The Company’s strategic transformation is largely complete now and we are focusing our attention on performing our record backlog, continually adding to the backlog and delivering the type of profit inherent in our product sales. We expect to return to profitability in 2012 because of our specialty engineered products and because our steel fabrication business unit is now much leaner and cost competitive than ever before. The Company plans to embark on a communications program with its shareholders to explain the progress that has been made to align the value of the shares with their trading price.

Re-stated 2011 Interim Statements
Management conducted additional analysis of the transition to IFRS accounting presentation, specifically as it pertains to property, plant & equipment and deferred income taxes.
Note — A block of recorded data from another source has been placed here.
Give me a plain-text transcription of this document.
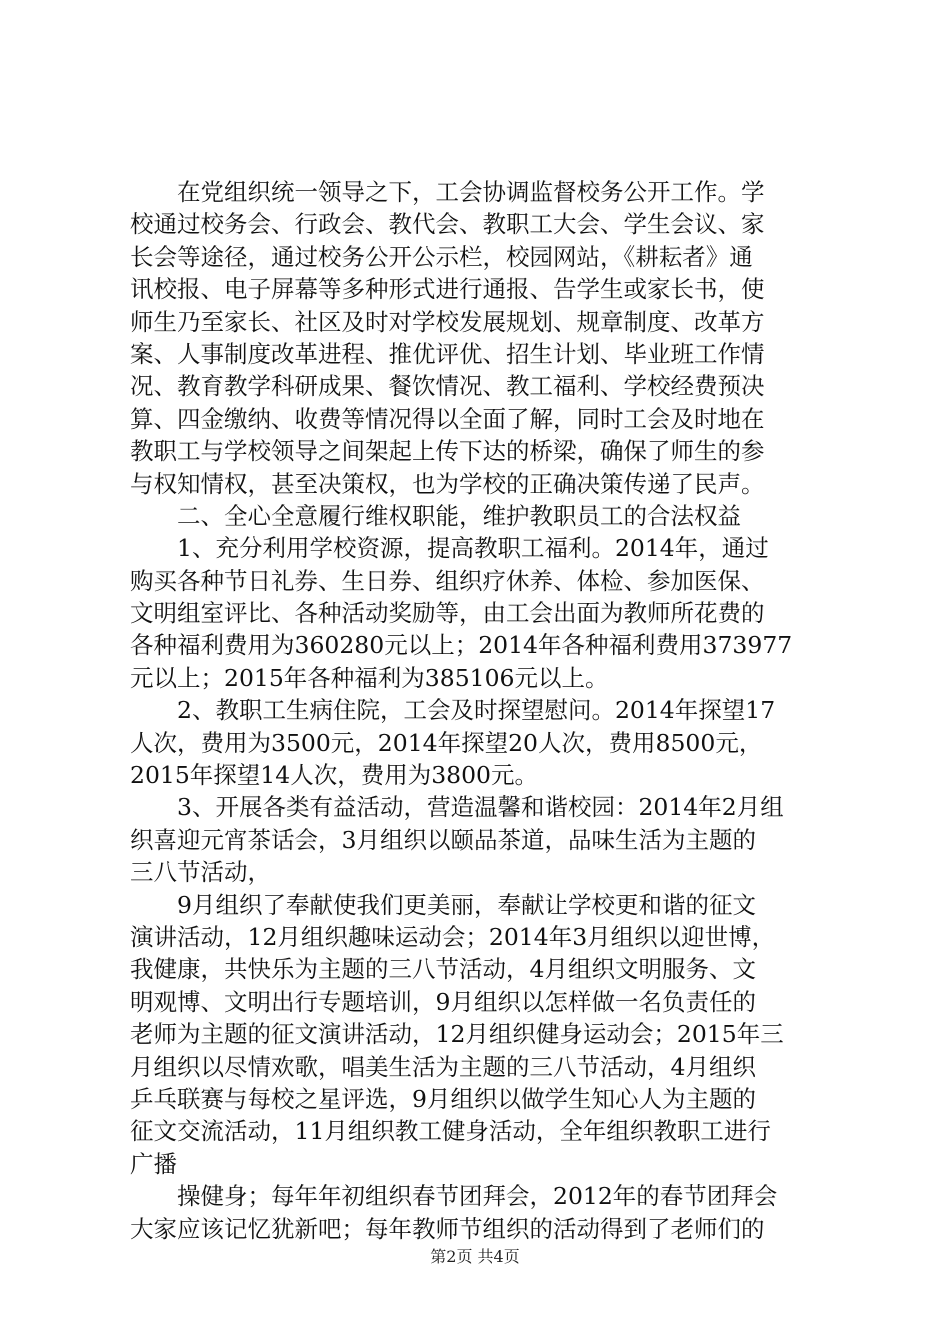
　　在党组织统一领导之下，工会协调监督校务公开工作。学
校通过校务会、行政会、教代会、教职工大会、学生会议、家
长会等途径，通过校务公开公示栏，校园网站，《耕耘者》通
讯校报、电子屏幕等多种形式进行通报、告学生或家长书，使
师生乃至家长、社区及时对学校发展规划、规章制度、改革方
案、人事制度改革进程、推优评优、招生计划、毕业班工作情
况、教育教学科研成果、餐饮情况、教工福利、学校经费预决
算、四金缴纳、收费等情况得以全面了解，同时工会及时地在
教职工与学校领导之间架起上传下达的桥梁，确保了师生的参
与权知情权，甚至决策权，也为学校的正确决策传递了民声。
　　二、全心全意履行维权职能，维护教职员工的合法权益
　　1、充分利用学校资源，提高教职工福利。2014年，通过
购买各种节日礼券、生日券、组织疗休养、体检、参加医保、
文明组室评比、各种活动奖励等，由工会出面为教师所花费的
各种福利费用为360280元以上；2014年各种福利费用373977
元以上；2015年各种福利为385106元以上。
　　2、教职工生病住院，工会及时探望慰问。2014年探望17
人次，费用为3500元，2014年探望20人次，费用8500元，
2015年探望14人次，费用为3800元。
　　3、开展各类有益活动，营造温馨和谐校园：2014年2月组
织喜迎元宵茶话会，3月组织以颐品茶道，品味生活为主题的
三八节活动，
　　9月组织了奉献使我们更美丽，奉献让学校更和谐的征文
演讲活动，12月组织趣味运动会；2014年3月组织以迎世博，
我健康，共快乐为主题的三八节活动，4月组织文明服务、文
明观博、文明出行专题培训，9月组织以怎样做一名负责任的
老师为主题的征文演讲活动，12月组织健身运动会；2015年三
月组织以尽情欢歌，唱美生活为主题的三八节活动，4月组织
乒乓联赛与每校之星评选，9月组织以做学生知心人为主题的
征文交流活动，11月组织教工健身活动，全年组织教职工进行
广播
　　操健身；每年年初组织春节团拜会，2012年的春节团拜会
大家应该记忆犹新吧；每年教师节组织的活动得到了老师们的
第2页 共4页
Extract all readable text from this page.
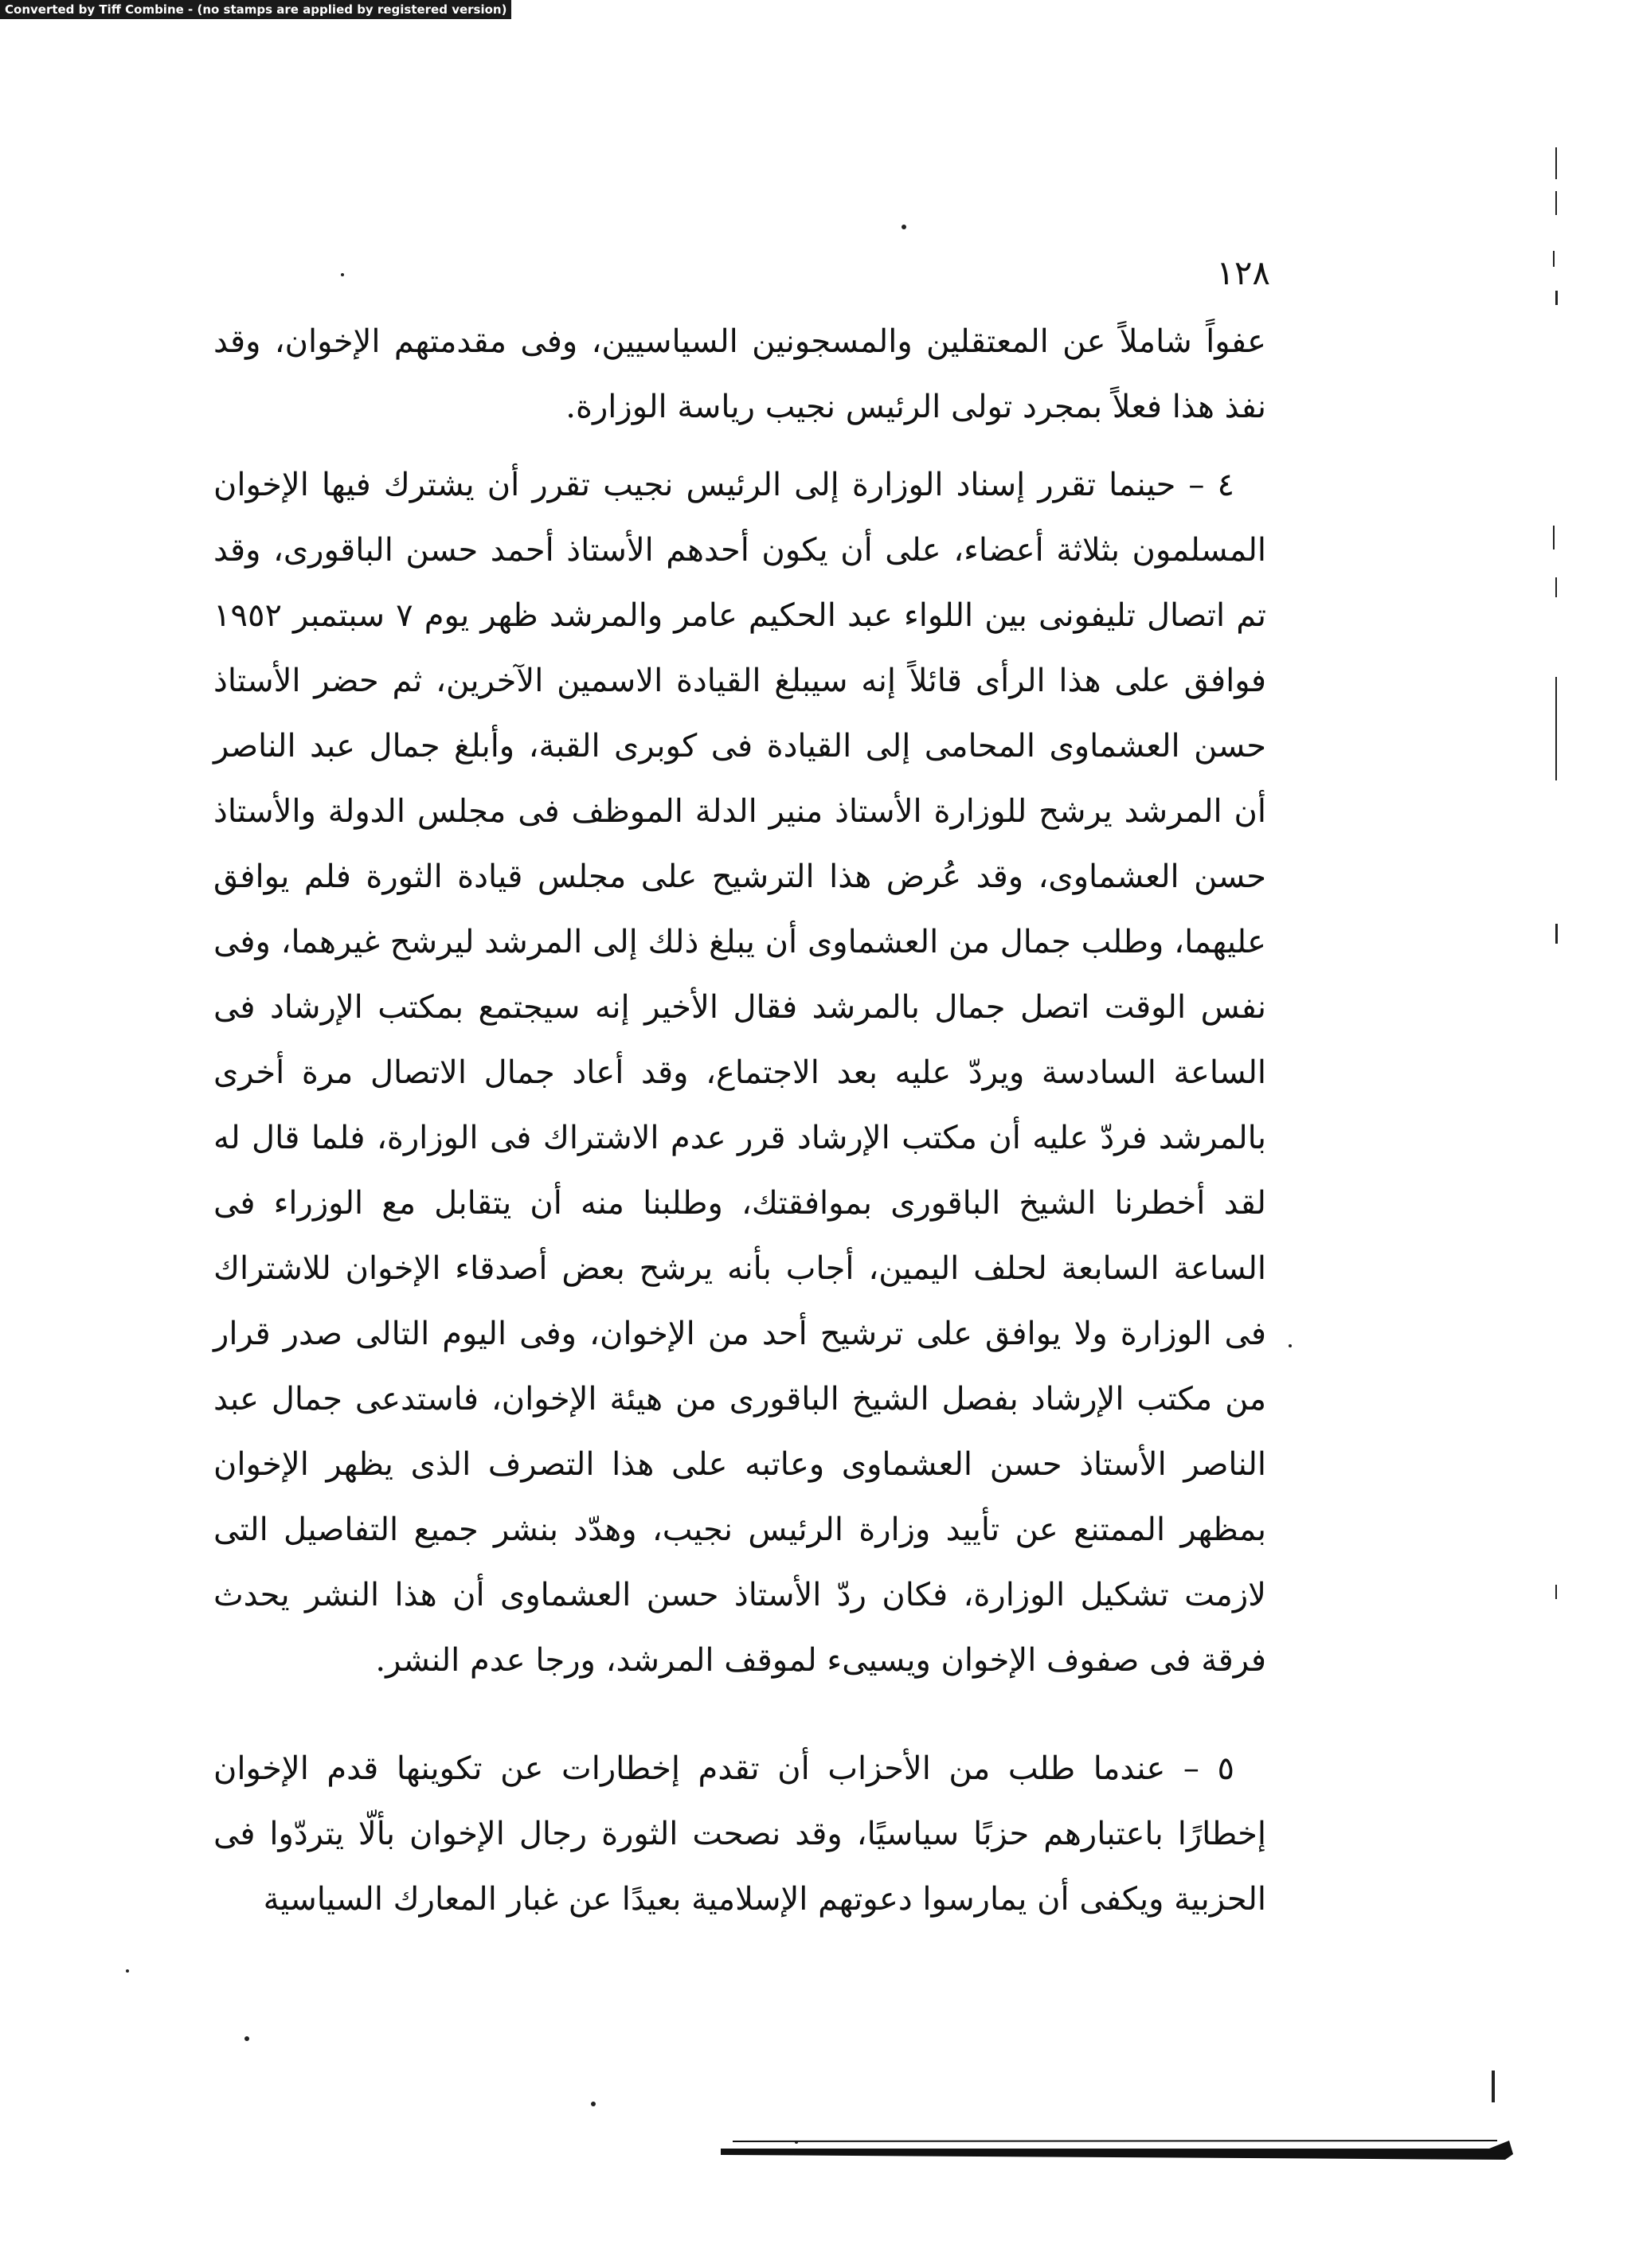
Converted by Tiff Combine - (no stamps are applied by registered version)
١٢٨

عفواً شاملاً عن المعتقلين والمسجونين السياسيين، وفى مقدمتهم الإخوان، وقد نفذ هذا فعلاً بمجرد تولى الرئيس نجيب رياسة الوزارة.

٤ – حينما تقرر إسناد الوزارة إلى الرئيس نجيب تقرر أن يشترك فيها الإخوان المسلمون بثلاثة أعضاء، على أن يكون أحدهم الأستاذ أحمد حسن الباقورى، وقد تم اتصال تليفونى بين اللواء عبد الحكيم عامر والمرشد ظهر يوم ٧ سبتمبر ١٩٥٢ فوافق على هذا الرأى قائلاً إنه سيبلغ القيادة الاسمين الآخرين، ثم حضر الأستاذ حسن العشماوى المحامى إلى القيادة فى كوبرى القبة، وأبلغ جمال عبد الناصر أن المرشد يرشح للوزارة الأستاذ منير الدلة الموظف فى مجلس الدولة والأستاذ حسن العشماوى، وقد عُرض هذا الترشيح على مجلس قيادة الثورة فلم يوافق عليهما، وطلب جمال من العشماوى أن يبلغ ذلك إلى المرشد ليرشح غيرهما، وفى نفس الوقت اتصل جمال بالمرشد فقال الأخير إنه سيجتمع بمكتب الإرشاد فى الساعة السادسة ويردّ عليه بعد الاجتماع، وقد أعاد جمال الاتصال مرة أخرى بالمرشد فردّ عليه أن مكتب الإرشاد قرر عدم الاشتراك فى الوزارة، فلما قال له لقد أخطرنا الشيخ الباقورى بموافقتك، وطلبنا منه أن يتقابل مع الوزراء فى الساعة السابعة لحلف اليمين، أجاب بأنه يرشح بعض أصدقاء الإخوان للاشتراك فى الوزارة ولا يوافق على ترشيح أحد من الإخوان، وفى اليوم التالى صدر قرار من مكتب الإرشاد بفصل الشيخ الباقورى من هيئة الإخوان، فاستدعى جمال عبد الناصر الأستاذ حسن العشماوى وعاتبه على هذا التصرف الذى يظهر الإخوان بمظهر الممتنع عن تأييد وزارة الرئيس نجيب، وهدّد بنشر جميع التفاصيل التى لازمت تشكيل الوزارة، فكان ردّ الأستاذ حسن العشماوى أن هذا النشر يحدث فرقة فى صفوف الإخوان ويسيىء لموقف المرشد، ورجا عدم النشر.

٥ – عندما طلب من الأحزاب أن تقدم إخطارات عن تكوينها قدم الإخوان إخطارًا باعتبارهم حزبًا سياسيًا، وقد نصحت الثورة رجال الإخوان بألّا يتردّوا فى الحزبية ويكفى أن يمارسوا دعوتهم الإسلامية بعيدًا عن غبار المعارك السياسية
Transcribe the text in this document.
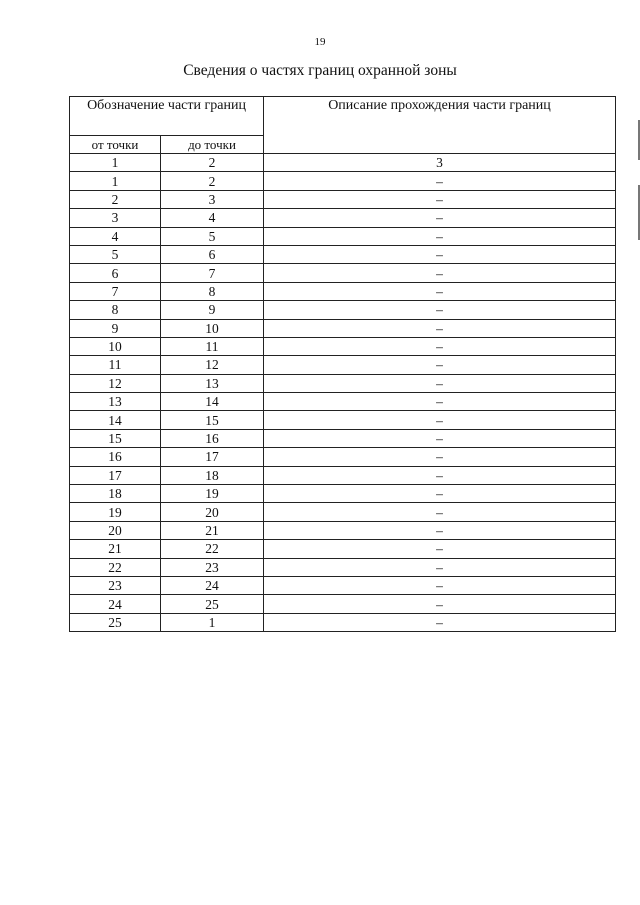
19
Сведения о частях границ охранной зоны
Обозначение части границ		Описание прохождения части границ
от точки	до точки	
1	2	3
1	2	–
2	3	–
3	4	–
4	5	–
5	6	–
6	7	–
7	8	–
8	9	–
9	10	–
10	11	–
11	12	–
12	13	–
13	14	–
14	15	–
15	16	–
16	17	–
17	18	–
18	19	–
19	20	–
20	21	–
21	22	–
22	23	–
23	24	–
24	25	–
25	1	–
To ensure that the opening equity balances in the interim statements conform with the year-end IFRS audited financial statements, the Company has restated its 1st, 2nd, and 3rd quarter unaudited interim financial statements. These restated financial statements can be viewed at www.sedar.com or at www.empind.com. Changes to balances in property, plant & equipment, deferred tax assets and deferred tax liabilities resulted in a change to the December 31, 2010 opening equity balance from $10.2 million to $9.7 million.